Quelques mois plus tard, les habitants votent en masse à 1 contre et 355 pour la disparition pure et simple de bouteilles d’eau en plastique dans leur ville. La solidarité de mise entre les habitants a permis aux commerçants de ne pas voir leur chiffre d’affaires s’évaporer suite à cette décision. L’alternative proposée à ces derniers a été de vendre des bouteilles réutilisables, vendues de 4 à 29 $, qui permettraient aux habitants d’emporter avec eux l’eau de leur robinet ou celle d’une des 4 fontaines mises en place par la ville suite à cette décision. Et tous les commerçants ont joué le jeu, malgré l’absence de réelle contrainte réglementaire. Depuis les bouteilles réutilisables s’arrachent comme des petits pains, apprend-t-on dans l’article de Rue 89.
Bundanoon a sans doute été la première ville mondiale a bannir l’eau en bouteilles et a intrigué d’autres municipalités dans le monde et des structures publiques comme des lycées.
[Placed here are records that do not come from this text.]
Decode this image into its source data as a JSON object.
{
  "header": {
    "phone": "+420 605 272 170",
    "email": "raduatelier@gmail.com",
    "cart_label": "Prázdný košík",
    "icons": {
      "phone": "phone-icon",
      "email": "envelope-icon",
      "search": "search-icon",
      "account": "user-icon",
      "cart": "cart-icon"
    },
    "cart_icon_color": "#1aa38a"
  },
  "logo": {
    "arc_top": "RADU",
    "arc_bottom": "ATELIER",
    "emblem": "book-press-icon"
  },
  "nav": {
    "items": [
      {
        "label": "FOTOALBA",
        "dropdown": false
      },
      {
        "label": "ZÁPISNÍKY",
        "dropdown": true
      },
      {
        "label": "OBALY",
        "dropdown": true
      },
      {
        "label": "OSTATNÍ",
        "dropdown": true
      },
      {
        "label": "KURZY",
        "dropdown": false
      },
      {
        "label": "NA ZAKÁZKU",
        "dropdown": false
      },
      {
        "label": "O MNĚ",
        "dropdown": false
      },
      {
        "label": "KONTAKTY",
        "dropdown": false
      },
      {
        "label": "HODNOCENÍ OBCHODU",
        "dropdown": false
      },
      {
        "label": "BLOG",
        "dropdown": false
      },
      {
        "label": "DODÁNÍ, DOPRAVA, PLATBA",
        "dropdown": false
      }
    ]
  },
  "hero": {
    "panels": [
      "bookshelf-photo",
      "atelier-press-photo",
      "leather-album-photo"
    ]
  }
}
En juillet 2009, ce sont les bureaux et agences d’Etat de Nouvelles-Galles du Sud qui font disparaître les bouteilles en plastique de leur périmètre. En mai 2010, les Etats-Unis qui ingurgitent 26 milliards de litres d’eau embouteillées par an, observent Concord dans le Massachussets, devenir la première municipalité américaine à interdire totalement la vente de bouteilles d’eau en plastique.
Sans revenir sur la gageure environnementale que représente l’eau en bouteille et les guerres médiatiques que se livrent agences de l’eau et industriels, et même si ce projet semble difficilement réalisable dans de grandes villes où les intérêts économiques sont autrement plus importants, il montre que la solidarité entre les habitants peut mener à des changements positifs pour l’ensemble de la communauté.